Ibnul Qayyim berkata, “Allah Subhanahu mengabarkan bahwasanya Dia telah mengutus rasul-rasul-Nya dan menurunkan kitab-kitab-Nya supaya umat manusia menegakkan timbangan (al qisth) yaitu keadilan. Diantara bentuk keadilan yang paling agung adalah tauhid. Ia adalah pokok keadilan dan pilar penegaknya. Adapun syirik adalah kezaliman yang sangat besar. Sehingga, syirik merupakan tindak kezaliman yang paling zalim, dan tauhid merupakan bentuk keadilan yang paling adil.” (lihat Ad Daa’ wa Ad Dawaa’)

Beliau juga berkata, “Sesungguhnya orang musyrik adalah orang yang paling bodoh tentang Allah. Tatkala dia menjadikan makhluk sebagai sesembahan tandingan bagi-Nya. Itu merupakan puncak kebodohan terhadap-Nya, sebagaimana hal itu merupakan puncak kezaliman dirinya. Sebenarnya orang musyrik tidaklah menzalimi Rabbnya. Karena sesungguhnya yang dia zalimi adalah dirinya sendiri.” (lihat Ad Daa’ wa Ad Dawaa’)

Allah Ta’ala berfirman (yang artinya), “Sesungguhnya Allah tidak akan mengampuni dosa syirik dan Dia akan mengampuni dosa lain yang berada di bawah tingkatan syirik itu bagi siapa saja yang dikehendaki-Nya” (QS. An Nisaa’ : 48).

Dari Anas bin Malik radhiyallahu ‘anhu, Rasulullah shallallahu ‘alaihi wa sallam bersabda : “Allah Ta’ala berfirman (yang artinya), “Wahai anak Adam! Seandainya kamu datang kepada-Ku dengan membawa dosa hampir sepenuh isi bumi lalu kamu menemui-Ku dalam keadaan tidak mempersekutukan-Ku dengan sesuatu apapun, niscaya Aku pun akan mendatangimu dengan ampunan sebesar itu pula” (HR. Tirmidzi dan beliau nilai derajatnya hasan)

Dari ‘Abdullah bin Mas’ud radhiyallahu ‘anhu, beliau berkata : Rasulullah shallallahu ‘alaihi wa sallam bersabda, “Barangsiapa yang meninggal dalam keadaan mempersekutukan Allah dengan sesuatu apapun, niscaya dia masuk ke dalam neraka” Dan aku -Ibnu Mas’ud- berkata, “Barangsiapa yang meninggal dalam keadaan tidak mempersekutukan Allah dengan sesuatu apapun, maka dia pasti akan masuk surga” (HR. Bukhari dan Muslim)

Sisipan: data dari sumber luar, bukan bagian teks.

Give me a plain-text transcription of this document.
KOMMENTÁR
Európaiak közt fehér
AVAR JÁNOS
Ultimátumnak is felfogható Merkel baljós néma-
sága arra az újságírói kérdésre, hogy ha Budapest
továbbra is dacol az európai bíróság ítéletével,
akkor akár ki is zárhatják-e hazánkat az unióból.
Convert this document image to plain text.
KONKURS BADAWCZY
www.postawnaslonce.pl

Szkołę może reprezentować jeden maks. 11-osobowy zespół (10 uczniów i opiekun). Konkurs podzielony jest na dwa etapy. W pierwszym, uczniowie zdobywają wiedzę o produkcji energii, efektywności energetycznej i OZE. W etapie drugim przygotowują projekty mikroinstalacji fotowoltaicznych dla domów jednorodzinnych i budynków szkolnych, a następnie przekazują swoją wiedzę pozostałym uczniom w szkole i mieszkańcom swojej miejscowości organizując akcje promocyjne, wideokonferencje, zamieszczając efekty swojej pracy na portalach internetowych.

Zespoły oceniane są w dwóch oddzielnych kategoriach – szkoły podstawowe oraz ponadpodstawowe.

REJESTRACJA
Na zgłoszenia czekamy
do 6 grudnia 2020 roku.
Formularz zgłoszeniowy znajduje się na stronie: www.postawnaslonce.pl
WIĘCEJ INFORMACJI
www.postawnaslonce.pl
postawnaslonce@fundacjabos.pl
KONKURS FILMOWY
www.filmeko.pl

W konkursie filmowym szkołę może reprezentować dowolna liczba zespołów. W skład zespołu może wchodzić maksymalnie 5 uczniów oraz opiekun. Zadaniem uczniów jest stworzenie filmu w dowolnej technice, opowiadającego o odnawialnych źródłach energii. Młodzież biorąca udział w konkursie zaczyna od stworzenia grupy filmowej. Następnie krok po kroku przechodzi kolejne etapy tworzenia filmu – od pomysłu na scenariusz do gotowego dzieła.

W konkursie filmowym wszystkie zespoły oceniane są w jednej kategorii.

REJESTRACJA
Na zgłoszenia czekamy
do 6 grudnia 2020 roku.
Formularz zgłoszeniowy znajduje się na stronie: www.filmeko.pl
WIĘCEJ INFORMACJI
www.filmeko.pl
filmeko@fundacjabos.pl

Tunduk Kepada Syari’at Allah

Termasuk di dalam cakupan hijrah kepada Allah adalah dengan mengikuti aturan dan hukum-hukum yang telah ditetapkan Allah dan Rasul-Nya bagi umat manusia. Baik aturan itu menyangkut masalah ibadah/ritual, akhlak/perilaku, mu’amalah, ekonomi, politik, dan lain sebagainya. Sebab Islam adalah ajaran yang lengkap dan sempurna, meliputi berbagai sisi kehidupan. Dengan tunduk kepada hukum-hukum Allah akan mendatangkan hidayah, ketentraman dan keselamatan, di dunia dan di akhirat.

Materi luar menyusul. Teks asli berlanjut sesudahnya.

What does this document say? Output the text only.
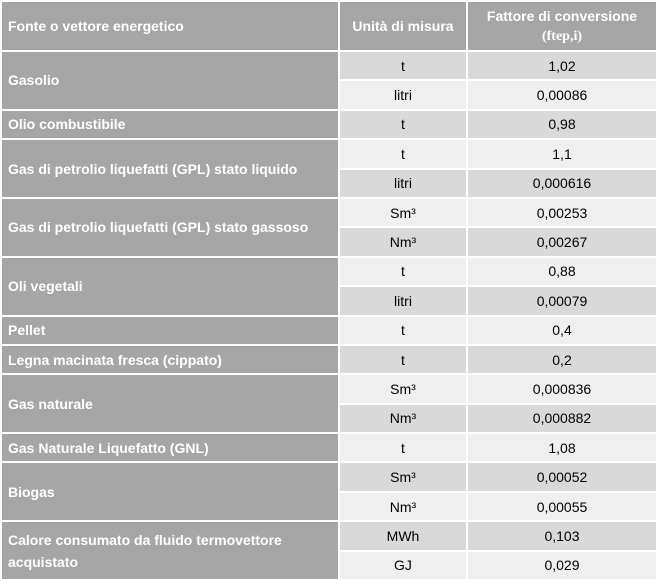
Fonte o vettore energetico	Unità di misura	Fattore di conversione
(ftep,i)
Gasolio	t	1,02
	litri	0,00086
Olio combustibile	t	0,98
Gas di petrolio liquefatti (GPL) stato liquido	t	1,1
	litri	0,000616
Gas di petrolio liquefatti (GPL) stato gassoso	Sm³	0,00253
	Nm³	0,00267
Oli vegetali	t	0,88
	litri	0,00079
Pellet	t	0,4
Legna macinata fresca (cippato)	t	0,2
Gas naturale	Sm³	0,000836
	Nm³	0,000882
Gas Naturale Liquefatto (GNL)	t	1,08
Biogas	Sm³	0,00052
	Nm³	0,00055
Calore consumato da fluido termovettore acquistato	MWh	0,103
	GJ	0,029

Allah Ta’ala berfirman (yang artinya), “Barangsiapa yang mengikuti petunjuk-Ku maka dia tidak akan sesat dan tidak akan celaka” (QS. Thaha : 123). Allah Ta’ala berfirman (yang artinya), “Dan tidaklah pantas bagi orang yang beriman lelaki atau perempuan, untuk memiliki pilihan lain dari urusan mereka pada saat Allah dan Rasul-Nya telah menetapkan suatu perkara. Barangsiapa yang durhaka kepada Allah dan Rasul-Nya sungguh dia telah sesat dengan kesesatan yang amat nyata” (QS. Al Ahzab : 36)

Diantara bentuk ketundukan kepada syari’at Allah adalah dengan memberikan ketaatan kepada ulama dan umara/pemerintah dalam hal-hal yang ma’ruf/kebaikan. Demikian pula wajib mengembalikan segala perselisihan kepada Al Qur’an dan As Sunnah. Inilah yang disebut dengan ketundukan kepada hukum Allah.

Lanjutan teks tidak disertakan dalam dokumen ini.